2020: 2020 saw the event canceled due to the COVID-19 pandemic.

2021: The conference was held virtually October 23–24 with a limited schedule of online classes and presenters.

2022: DFWCon returned as an in-person event at Hurst Conference Center October 8–9. The keynote speaker was New York Times bestselling romance and suspense author Heather Graham.

2023: Pulitzer-Prize-Nominated author and philanthropist Dave Eggers and actress, humanitarian, and children's book author Evangeline Lilly were the keynote speakers at the 2023 DFWCon, held October 7-8 at the Hurst Conference Center.

2024: "Craft, Career, and Community" was the theme when the conference returned to the Hurst Conference Center October 5-6 2024. Keynotes were provided by New York Times bestselling thriller author Steve Berry and award-winning Young Adult author A. S. King.

2025: New York Times Bestselling author and longtime DFW Writers' Workshop member Katie Bernet directed the 2025 conference, held October 4-5 at the Hurst Conference Center. Gilmore Girls actress and memoir author Kelly Bishop joined literary agent and podcaster Carly Watters to deliver the keynotes.

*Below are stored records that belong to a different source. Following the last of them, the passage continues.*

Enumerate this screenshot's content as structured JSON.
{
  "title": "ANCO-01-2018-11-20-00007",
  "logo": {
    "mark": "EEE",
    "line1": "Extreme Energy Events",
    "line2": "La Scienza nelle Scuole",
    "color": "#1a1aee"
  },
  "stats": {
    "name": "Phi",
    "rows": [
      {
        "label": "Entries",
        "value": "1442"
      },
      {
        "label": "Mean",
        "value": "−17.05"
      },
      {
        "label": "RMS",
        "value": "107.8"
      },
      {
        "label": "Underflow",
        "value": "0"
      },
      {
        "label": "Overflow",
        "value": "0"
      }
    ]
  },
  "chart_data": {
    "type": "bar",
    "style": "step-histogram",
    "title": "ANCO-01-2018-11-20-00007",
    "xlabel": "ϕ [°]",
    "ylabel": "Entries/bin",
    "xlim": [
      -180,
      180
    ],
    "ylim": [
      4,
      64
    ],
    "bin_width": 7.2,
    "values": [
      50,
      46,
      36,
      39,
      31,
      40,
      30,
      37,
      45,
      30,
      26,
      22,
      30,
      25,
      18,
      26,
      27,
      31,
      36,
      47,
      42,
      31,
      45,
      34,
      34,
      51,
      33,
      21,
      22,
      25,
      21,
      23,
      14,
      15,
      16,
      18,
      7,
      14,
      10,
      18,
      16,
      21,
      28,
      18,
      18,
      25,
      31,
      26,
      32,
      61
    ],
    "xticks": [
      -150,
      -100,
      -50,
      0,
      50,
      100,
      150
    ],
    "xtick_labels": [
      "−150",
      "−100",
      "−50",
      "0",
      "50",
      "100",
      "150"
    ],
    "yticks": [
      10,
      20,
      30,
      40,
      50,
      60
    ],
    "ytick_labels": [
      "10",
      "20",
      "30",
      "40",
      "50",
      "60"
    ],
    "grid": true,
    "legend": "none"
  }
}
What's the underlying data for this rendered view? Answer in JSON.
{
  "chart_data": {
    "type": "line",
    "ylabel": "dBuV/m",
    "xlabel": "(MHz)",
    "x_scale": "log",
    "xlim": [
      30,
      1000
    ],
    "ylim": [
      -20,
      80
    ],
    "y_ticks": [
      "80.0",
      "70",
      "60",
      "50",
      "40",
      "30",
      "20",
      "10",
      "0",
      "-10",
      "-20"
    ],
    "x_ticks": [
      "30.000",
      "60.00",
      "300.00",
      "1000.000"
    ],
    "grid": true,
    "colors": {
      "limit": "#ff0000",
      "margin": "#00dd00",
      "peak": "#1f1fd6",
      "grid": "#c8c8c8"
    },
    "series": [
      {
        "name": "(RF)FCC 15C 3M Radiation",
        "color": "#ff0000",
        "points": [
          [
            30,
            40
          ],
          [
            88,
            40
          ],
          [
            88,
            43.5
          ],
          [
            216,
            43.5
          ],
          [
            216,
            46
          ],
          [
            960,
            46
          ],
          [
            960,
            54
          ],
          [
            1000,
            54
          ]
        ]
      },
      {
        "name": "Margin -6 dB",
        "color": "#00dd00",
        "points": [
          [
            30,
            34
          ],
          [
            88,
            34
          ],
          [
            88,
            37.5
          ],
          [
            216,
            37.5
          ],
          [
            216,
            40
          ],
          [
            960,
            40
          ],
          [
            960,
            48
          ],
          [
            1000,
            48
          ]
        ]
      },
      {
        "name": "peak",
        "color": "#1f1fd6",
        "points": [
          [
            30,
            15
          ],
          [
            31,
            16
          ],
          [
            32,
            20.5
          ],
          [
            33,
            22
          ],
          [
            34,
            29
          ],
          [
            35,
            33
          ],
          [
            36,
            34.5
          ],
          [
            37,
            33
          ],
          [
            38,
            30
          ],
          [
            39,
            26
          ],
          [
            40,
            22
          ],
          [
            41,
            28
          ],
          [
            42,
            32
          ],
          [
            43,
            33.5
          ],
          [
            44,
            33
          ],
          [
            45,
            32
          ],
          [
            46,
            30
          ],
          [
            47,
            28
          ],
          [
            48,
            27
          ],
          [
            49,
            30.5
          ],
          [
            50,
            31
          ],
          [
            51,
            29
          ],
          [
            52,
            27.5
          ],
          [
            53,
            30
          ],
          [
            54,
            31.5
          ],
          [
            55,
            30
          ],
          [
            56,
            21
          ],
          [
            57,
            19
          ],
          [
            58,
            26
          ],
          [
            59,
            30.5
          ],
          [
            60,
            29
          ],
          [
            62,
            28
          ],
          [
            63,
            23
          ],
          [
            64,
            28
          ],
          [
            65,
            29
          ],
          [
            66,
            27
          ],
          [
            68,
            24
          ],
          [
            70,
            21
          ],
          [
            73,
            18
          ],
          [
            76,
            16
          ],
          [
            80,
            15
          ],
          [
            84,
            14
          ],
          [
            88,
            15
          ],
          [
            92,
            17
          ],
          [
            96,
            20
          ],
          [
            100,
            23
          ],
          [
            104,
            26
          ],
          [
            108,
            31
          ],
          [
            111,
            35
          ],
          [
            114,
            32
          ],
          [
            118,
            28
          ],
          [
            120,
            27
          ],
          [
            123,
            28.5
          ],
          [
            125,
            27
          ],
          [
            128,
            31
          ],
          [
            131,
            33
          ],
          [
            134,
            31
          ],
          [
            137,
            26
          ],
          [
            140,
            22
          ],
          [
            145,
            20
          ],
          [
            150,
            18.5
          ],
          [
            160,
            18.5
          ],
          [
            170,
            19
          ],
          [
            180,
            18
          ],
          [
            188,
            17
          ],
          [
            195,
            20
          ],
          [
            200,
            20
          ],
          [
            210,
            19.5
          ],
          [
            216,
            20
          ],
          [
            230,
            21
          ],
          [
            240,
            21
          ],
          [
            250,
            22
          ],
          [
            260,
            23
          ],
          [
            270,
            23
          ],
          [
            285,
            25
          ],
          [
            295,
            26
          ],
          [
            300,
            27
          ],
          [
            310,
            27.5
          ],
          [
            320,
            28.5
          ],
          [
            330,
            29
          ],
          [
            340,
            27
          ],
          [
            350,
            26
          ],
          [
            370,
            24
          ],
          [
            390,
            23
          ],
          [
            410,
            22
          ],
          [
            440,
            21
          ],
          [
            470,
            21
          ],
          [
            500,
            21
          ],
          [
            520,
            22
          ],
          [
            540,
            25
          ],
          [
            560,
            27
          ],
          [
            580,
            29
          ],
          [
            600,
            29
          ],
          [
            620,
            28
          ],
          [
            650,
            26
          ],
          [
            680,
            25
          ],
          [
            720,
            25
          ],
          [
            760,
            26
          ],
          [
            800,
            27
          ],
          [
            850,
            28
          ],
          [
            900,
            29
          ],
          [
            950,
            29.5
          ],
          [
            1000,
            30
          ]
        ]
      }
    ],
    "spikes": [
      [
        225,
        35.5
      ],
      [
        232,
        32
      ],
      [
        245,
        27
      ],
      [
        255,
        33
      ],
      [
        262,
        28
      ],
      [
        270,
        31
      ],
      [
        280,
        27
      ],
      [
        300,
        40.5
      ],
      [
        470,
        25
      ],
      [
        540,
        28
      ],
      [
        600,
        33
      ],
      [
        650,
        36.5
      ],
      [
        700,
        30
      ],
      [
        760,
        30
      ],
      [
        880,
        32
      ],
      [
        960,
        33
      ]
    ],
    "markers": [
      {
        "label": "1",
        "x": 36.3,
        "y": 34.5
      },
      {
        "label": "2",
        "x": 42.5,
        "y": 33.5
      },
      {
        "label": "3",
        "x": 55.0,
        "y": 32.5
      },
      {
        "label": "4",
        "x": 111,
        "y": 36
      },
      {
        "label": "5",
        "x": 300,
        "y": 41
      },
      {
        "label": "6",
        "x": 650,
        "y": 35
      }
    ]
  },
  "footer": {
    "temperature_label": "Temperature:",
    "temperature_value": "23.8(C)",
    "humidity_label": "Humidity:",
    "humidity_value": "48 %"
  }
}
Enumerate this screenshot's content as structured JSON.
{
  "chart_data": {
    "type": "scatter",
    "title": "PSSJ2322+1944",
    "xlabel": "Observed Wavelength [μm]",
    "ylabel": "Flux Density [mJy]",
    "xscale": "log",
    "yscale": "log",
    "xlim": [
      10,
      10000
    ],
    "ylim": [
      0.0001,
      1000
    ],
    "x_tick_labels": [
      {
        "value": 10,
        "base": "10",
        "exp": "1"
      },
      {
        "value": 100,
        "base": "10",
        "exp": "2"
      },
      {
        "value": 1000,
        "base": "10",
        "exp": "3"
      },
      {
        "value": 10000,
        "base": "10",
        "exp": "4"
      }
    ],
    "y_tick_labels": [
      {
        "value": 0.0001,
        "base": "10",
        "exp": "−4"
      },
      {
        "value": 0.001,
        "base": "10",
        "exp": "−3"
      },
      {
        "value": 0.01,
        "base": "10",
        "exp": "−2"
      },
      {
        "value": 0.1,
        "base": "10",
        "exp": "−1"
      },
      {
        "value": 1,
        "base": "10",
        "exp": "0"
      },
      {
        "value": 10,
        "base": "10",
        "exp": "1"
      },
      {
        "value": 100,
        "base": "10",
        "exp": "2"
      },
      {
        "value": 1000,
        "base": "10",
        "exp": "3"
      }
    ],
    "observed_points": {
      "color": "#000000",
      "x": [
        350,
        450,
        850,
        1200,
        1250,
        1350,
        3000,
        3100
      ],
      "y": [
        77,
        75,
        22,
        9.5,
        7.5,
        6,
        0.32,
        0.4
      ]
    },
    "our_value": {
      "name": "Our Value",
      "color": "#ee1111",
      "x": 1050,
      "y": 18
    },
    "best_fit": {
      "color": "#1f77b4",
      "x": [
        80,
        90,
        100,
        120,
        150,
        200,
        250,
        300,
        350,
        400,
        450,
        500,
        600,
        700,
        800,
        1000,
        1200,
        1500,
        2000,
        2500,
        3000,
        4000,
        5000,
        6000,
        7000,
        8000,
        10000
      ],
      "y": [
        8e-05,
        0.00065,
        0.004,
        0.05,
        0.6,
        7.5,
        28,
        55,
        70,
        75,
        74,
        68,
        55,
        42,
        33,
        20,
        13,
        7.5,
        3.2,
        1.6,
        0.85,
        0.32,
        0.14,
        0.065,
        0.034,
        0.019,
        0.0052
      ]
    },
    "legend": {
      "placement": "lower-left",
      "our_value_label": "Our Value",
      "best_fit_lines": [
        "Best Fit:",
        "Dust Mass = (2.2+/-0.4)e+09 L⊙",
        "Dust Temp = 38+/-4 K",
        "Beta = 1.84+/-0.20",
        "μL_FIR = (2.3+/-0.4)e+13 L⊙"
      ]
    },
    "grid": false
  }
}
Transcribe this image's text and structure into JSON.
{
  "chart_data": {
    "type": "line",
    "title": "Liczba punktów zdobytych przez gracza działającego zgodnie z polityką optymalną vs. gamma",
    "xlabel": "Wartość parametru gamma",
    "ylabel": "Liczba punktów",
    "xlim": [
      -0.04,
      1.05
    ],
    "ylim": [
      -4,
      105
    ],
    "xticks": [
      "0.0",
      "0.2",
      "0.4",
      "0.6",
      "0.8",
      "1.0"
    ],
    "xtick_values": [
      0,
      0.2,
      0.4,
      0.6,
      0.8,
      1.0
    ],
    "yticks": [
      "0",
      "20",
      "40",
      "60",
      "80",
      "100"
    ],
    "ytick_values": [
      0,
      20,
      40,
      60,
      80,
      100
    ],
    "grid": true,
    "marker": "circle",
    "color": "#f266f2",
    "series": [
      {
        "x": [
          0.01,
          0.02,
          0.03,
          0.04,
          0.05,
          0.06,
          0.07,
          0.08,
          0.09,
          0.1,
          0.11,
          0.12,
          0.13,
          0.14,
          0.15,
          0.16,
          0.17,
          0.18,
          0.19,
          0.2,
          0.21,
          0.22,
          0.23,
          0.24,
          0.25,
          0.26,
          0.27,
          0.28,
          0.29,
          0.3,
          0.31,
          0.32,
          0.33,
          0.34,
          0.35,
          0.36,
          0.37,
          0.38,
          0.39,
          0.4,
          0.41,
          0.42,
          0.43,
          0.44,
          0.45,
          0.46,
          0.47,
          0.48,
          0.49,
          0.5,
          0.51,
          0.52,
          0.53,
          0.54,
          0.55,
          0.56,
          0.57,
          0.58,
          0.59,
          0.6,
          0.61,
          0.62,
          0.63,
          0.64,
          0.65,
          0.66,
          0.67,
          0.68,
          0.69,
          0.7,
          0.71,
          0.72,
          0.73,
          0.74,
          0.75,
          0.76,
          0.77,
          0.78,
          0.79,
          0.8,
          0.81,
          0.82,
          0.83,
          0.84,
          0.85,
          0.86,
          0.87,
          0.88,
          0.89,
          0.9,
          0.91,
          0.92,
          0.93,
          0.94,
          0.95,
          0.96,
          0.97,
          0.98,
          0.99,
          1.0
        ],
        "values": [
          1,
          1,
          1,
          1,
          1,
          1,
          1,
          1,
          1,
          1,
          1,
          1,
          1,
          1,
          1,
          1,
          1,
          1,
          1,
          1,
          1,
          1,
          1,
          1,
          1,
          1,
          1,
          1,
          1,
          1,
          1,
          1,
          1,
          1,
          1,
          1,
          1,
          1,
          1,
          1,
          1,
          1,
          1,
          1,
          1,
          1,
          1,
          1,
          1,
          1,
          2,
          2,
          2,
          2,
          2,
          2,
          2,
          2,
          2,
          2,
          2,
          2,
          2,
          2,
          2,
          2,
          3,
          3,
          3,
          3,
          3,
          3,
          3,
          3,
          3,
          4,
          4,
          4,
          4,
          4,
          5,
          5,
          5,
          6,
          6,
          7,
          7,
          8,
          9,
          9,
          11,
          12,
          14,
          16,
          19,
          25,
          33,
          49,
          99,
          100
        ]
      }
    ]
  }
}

2026: DFWCon has announced plans to return for its 18th conference October 3-4 in Hurst Texas. The theme is "For the Love of Writing." Over ninety classes are planned for the 2026 event which will feature keynote speaker Katherine Center on Saturday. Sunday's keynote speaker Natalie Sue will be in conversation with author and 2026 conference director Rebecca Seifert.